Despite a brief rally on Tuesday, European stocks have fallen steeply during Wednesday trading, with the STOXX Europe 600 falling 3.2 percent to 322.29 percent, the lowest the market has gone since October 2014, according to MarketWatch.

The renewed decline in the market reflects the underlying fear of investors as the global economy reels from declines in the energy sectors. Among the shares that suffered on Wednesday, it was the financial, oil and gas shares that lost the most.

The results of Wednesday's trading stand in stark contrast to the market's performance on Tuesday, when the pan-European STOXX 600 finished over 1 percent higher, which was primarily attributed to the release of Chinese data that came in line with the expectation of financial analysts, reported CNBC News.

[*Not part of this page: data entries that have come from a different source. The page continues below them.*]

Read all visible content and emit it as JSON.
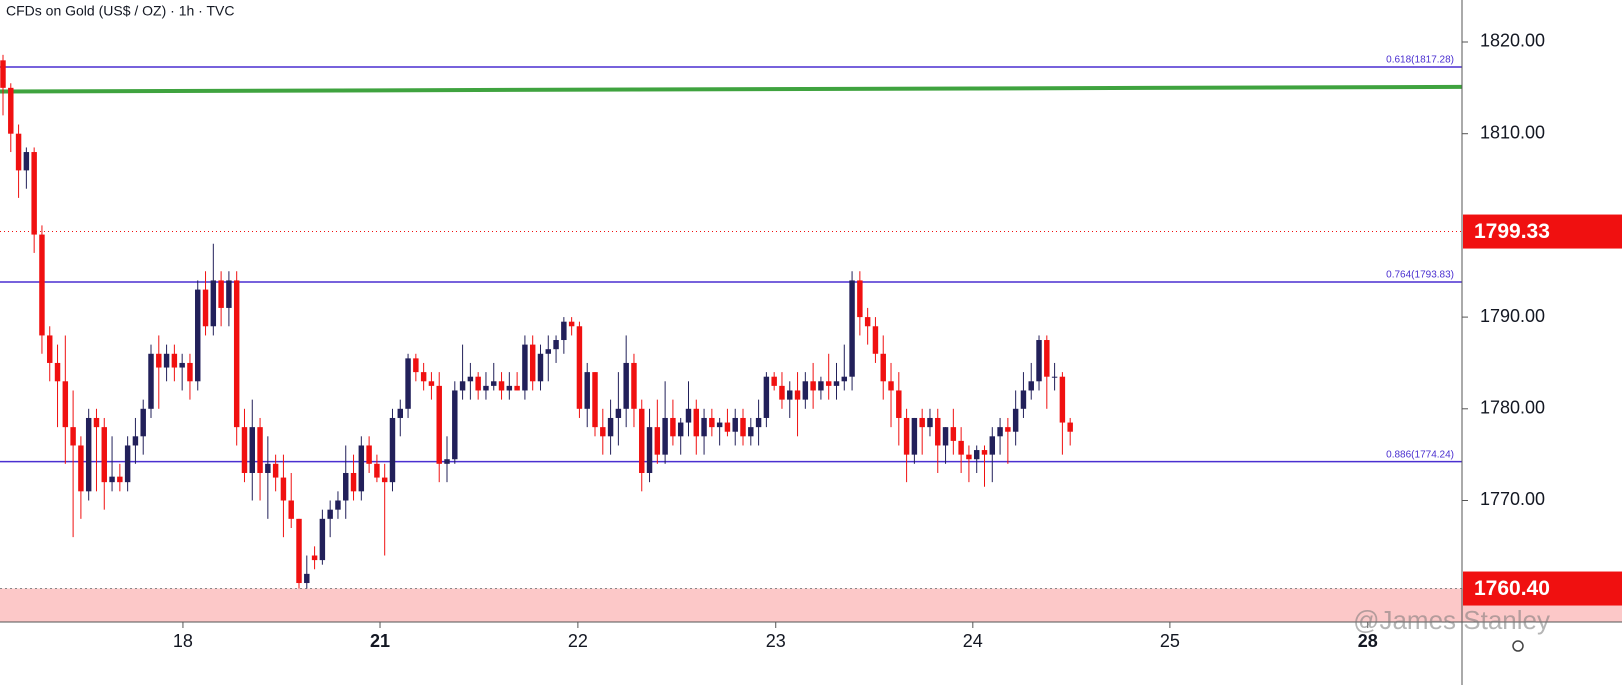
{
  "chart_data": {
    "type": "candlestick",
    "title": "CFDs on Gold (US$ / OZ) · 1h · TVC",
    "watermark": "@James Stanley",
    "up_color": "#22205a",
    "down_color": "#f01010",
    "ylim": [
      1756.75,
      1824.58
    ],
    "yticks": [
      {
        "value": 1820,
        "label": "1820.00"
      },
      {
        "value": 1810,
        "label": "1810.00"
      },
      {
        "value": 1790,
        "label": "1790.00"
      },
      {
        "value": 1780,
        "label": "1780.00"
      },
      {
        "value": 1770,
        "label": "1770.00"
      }
    ],
    "xlim": [
      -0.385,
      187.3
    ],
    "xticks": [
      {
        "value": 23.1,
        "label": "18"
      },
      {
        "value": 48.4,
        "label": "21",
        "bold": true
      },
      {
        "value": 73.8,
        "label": "22"
      },
      {
        "value": 99.2,
        "label": "23"
      },
      {
        "value": 124.5,
        "label": "24"
      },
      {
        "value": 149.8,
        "label": "25"
      },
      {
        "value": 175.2,
        "label": "28",
        "bold": true
      }
    ],
    "fib_levels": [
      {
        "value": 1817.28,
        "label": "0.618(1817.28)"
      },
      {
        "value": 1793.83,
        "label": "0.764(1793.83)"
      },
      {
        "value": 1774.24,
        "label": "0.886(1774.24)"
      }
    ],
    "fib_color": "#4a2fd0",
    "trendline": {
      "start": 1814.6,
      "end": 1815.1,
      "color": "#3fa33f"
    },
    "last_price": 1799.33,
    "support_zone": {
      "value": 1760.4,
      "label": "1760.40",
      "color": "#fcc8c8"
    },
    "candles": [
      [
        1818,
        1818.6,
        1812,
        1815
      ],
      [
        1815,
        1815.5,
        1808,
        1810
      ],
      [
        1810,
        1811,
        1803,
        1806
      ],
      [
        1806,
        1808.5,
        1804,
        1808
      ],
      [
        1808,
        1808.5,
        1797,
        1799
      ],
      [
        1799,
        1800,
        1786,
        1788
      ],
      [
        1788,
        1789,
        1783,
        1785
      ],
      [
        1785,
        1787,
        1778,
        1783
      ],
      [
        1783,
        1788,
        1774,
        1778
      ],
      [
        1778,
        1782,
        1766,
        1776
      ],
      [
        1776,
        1777,
        1768,
        1771
      ],
      [
        1771,
        1780,
        1770,
        1779
      ],
      [
        1779,
        1780,
        1771,
        1778
      ],
      [
        1778,
        1779,
        1769,
        1772
      ],
      [
        1772,
        1777,
        1771,
        1772.6
      ],
      [
        1772.6,
        1774,
        1771,
        1772
      ],
      [
        1772,
        1777,
        1771,
        1776
      ],
      [
        1776,
        1779,
        1774,
        1777
      ],
      [
        1777,
        1781,
        1775,
        1780
      ],
      [
        1780,
        1787,
        1779,
        1786
      ],
      [
        1786,
        1788,
        1780,
        1784.5
      ],
      [
        1784.5,
        1787,
        1783,
        1786
      ],
      [
        1786,
        1787,
        1783,
        1784.5
      ],
      [
        1784.5,
        1786,
        1782,
        1785
      ],
      [
        1785,
        1786,
        1781,
        1783
      ],
      [
        1783,
        1794,
        1782,
        1793
      ],
      [
        1793,
        1795,
        1788,
        1789
      ],
      [
        1789,
        1798,
        1788,
        1794
      ],
      [
        1794,
        1795,
        1789,
        1791
      ],
      [
        1791,
        1795,
        1789,
        1794
      ],
      [
        1794,
        1795,
        1776,
        1778
      ],
      [
        1778,
        1780,
        1772,
        1773
      ],
      [
        1773,
        1781,
        1770,
        1778
      ],
      [
        1778,
        1779,
        1770,
        1773
      ],
      [
        1773,
        1777,
        1768,
        1774
      ],
      [
        1774,
        1775,
        1771,
        1772.5
      ],
      [
        1772.5,
        1775,
        1766,
        1770
      ],
      [
        1770,
        1773,
        1767,
        1768
      ],
      [
        1768,
        1768,
        1760.4,
        1761
      ],
      [
        1761,
        1764,
        1760.4,
        1762
      ],
      [
        1764,
        1765,
        1762.5,
        1763.5
      ],
      [
        1763.5,
        1769,
        1763,
        1768
      ],
      [
        1768,
        1770,
        1766,
        1769
      ],
      [
        1769,
        1771,
        1768,
        1770
      ],
      [
        1770,
        1776,
        1768,
        1773
      ],
      [
        1773,
        1775,
        1770,
        1771
      ],
      [
        1771,
        1777,
        1770,
        1776
      ],
      [
        1776,
        1777,
        1773,
        1774
      ],
      [
        1774,
        1775,
        1772,
        1772.5
      ],
      [
        1772.5,
        1774,
        1764,
        1772
      ],
      [
        1772,
        1780,
        1771,
        1779
      ],
      [
        1779,
        1781,
        1777,
        1780
      ],
      [
        1780,
        1786,
        1779,
        1785.5
      ],
      [
        1785.5,
        1786,
        1783,
        1784
      ],
      [
        1784,
        1785,
        1782,
        1783
      ],
      [
        1783,
        1784,
        1781,
        1782.5
      ],
      [
        1782.5,
        1784,
        1772,
        1774
      ],
      [
        1774,
        1777,
        1772,
        1774.5
      ],
      [
        1774.5,
        1783,
        1774,
        1782
      ],
      [
        1782,
        1787,
        1781,
        1783
      ],
      [
        1783,
        1785,
        1781,
        1783.5
      ],
      [
        1783.5,
        1784,
        1781,
        1782
      ],
      [
        1782,
        1784,
        1781,
        1782.5
      ],
      [
        1782.5,
        1785,
        1782,
        1783
      ],
      [
        1783,
        1784,
        1781,
        1782
      ],
      [
        1782,
        1784,
        1781,
        1782.5
      ],
      [
        1782.5,
        1784,
        1782,
        1782
      ],
      [
        1782,
        1788,
        1781,
        1787
      ],
      [
        1787,
        1788,
        1782,
        1783
      ],
      [
        1783,
        1787,
        1782,
        1786
      ],
      [
        1786,
        1788,
        1783,
        1786.5
      ],
      [
        1786.5,
        1788,
        1785,
        1787.5
      ],
      [
        1787.5,
        1790,
        1786,
        1789.5
      ],
      [
        1789.5,
        1790,
        1788,
        1789
      ],
      [
        1789,
        1789.5,
        1779,
        1780
      ],
      [
        1780,
        1785,
        1778,
        1784
      ],
      [
        1784,
        1784,
        1777,
        1778
      ],
      [
        1778,
        1780,
        1775,
        1777
      ],
      [
        1777,
        1781,
        1775,
        1779
      ],
      [
        1779,
        1784,
        1776,
        1780
      ],
      [
        1780,
        1788,
        1778,
        1785
      ],
      [
        1785,
        1786,
        1778,
        1780
      ],
      [
        1780,
        1781,
        1771,
        1773
      ],
      [
        1773,
        1780,
        1772,
        1778
      ],
      [
        1778,
        1781,
        1774,
        1775
      ],
      [
        1775,
        1783,
        1774,
        1779
      ],
      [
        1779,
        1781,
        1776,
        1777
      ],
      [
        1777,
        1779,
        1775,
        1778.5
      ],
      [
        1778.5,
        1783,
        1777,
        1780
      ],
      [
        1780,
        1781,
        1775,
        1777
      ],
      [
        1777,
        1780,
        1775,
        1779
      ],
      [
        1779,
        1780,
        1777,
        1778
      ],
      [
        1778,
        1779,
        1776,
        1778.5
      ],
      [
        1778.5,
        1780,
        1777,
        1777.5
      ],
      [
        1777.5,
        1780,
        1776,
        1779
      ],
      [
        1779,
        1780,
        1776,
        1777
      ],
      [
        1777,
        1779,
        1776,
        1778
      ],
      [
        1778,
        1781,
        1776,
        1779
      ],
      [
        1779,
        1784,
        1778,
        1783.5
      ],
      [
        1783.5,
        1784,
        1782,
        1782.5
      ],
      [
        1782.5,
        1784,
        1780,
        1781
      ],
      [
        1781,
        1783,
        1779,
        1782
      ],
      [
        1782,
        1784,
        1777,
        1781
      ],
      [
        1781,
        1784,
        1780,
        1783
      ],
      [
        1783,
        1785,
        1780,
        1782
      ],
      [
        1782,
        1783.5,
        1781,
        1783
      ],
      [
        1783,
        1786,
        1781,
        1782.5
      ],
      [
        1782.5,
        1785,
        1781,
        1783
      ],
      [
        1783,
        1787,
        1782,
        1783.5
      ],
      [
        1783.5,
        1795,
        1782,
        1794
      ],
      [
        1794,
        1795,
        1788,
        1790
      ],
      [
        1790,
        1791,
        1787,
        1789
      ],
      [
        1789,
        1790,
        1785,
        1786
      ],
      [
        1786,
        1788,
        1781,
        1783
      ],
      [
        1783,
        1785,
        1778,
        1782
      ],
      [
        1782,
        1784,
        1776,
        1779
      ],
      [
        1779,
        1780,
        1772,
        1775
      ],
      [
        1775,
        1779,
        1774,
        1779
      ],
      [
        1779,
        1780,
        1775,
        1778
      ],
      [
        1778,
        1780,
        1777,
        1779
      ],
      [
        1779,
        1780,
        1773,
        1776
      ],
      [
        1776,
        1778,
        1774,
        1778
      ],
      [
        1778,
        1780,
        1775,
        1776.5
      ],
      [
        1776.5,
        1778,
        1773,
        1775
      ],
      [
        1775,
        1776,
        1772,
        1774.5
      ],
      [
        1774.5,
        1776,
        1773,
        1775.5
      ],
      [
        1775.5,
        1776,
        1771.5,
        1775
      ],
      [
        1775,
        1778,
        1772,
        1777
      ],
      [
        1777,
        1779,
        1775,
        1778
      ],
      [
        1778,
        1779,
        1774,
        1777.5
      ],
      [
        1777.5,
        1782,
        1776,
        1780
      ],
      [
        1780,
        1784,
        1779,
        1782
      ],
      [
        1782,
        1785,
        1781,
        1783
      ],
      [
        1783,
        1788,
        1782,
        1787.5
      ],
      [
        1787.5,
        1788,
        1780,
        1783.5
      ],
      [
        1783.5,
        1785,
        1782,
        1783.5
      ],
      [
        1783.5,
        1784,
        1775,
        1778.5
      ],
      [
        1778.5,
        1779,
        1776,
        1777.5
      ]
    ]
  }
}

With the oil market still neck-deep in crisis due to oversupply and weak demand, it is not only the STOXX 600 that took a blow, with numerous indexes also registering a decline on Wednesday's trading.

The FTSEurofirst 300 slumped by 2.8 percent, the lowest it has gone since 2014. The Euro STOXX 50, the euro zone's blue-chip index, also fell by three percent, and Germany's DAX slid 2.6 percent, about 24 percent below a record high it registered last April, according to Reuters.

Andreas Clenow, a hedge fund trader and principal at ACIES Asset Management, believes that Europe's market would probably not exhibit any recovery within the next few months.

"I am quite pessimistic about the equity markets for the next two to three months. I do not see a 2008-style scenario, but I do see a bear market coming," he said.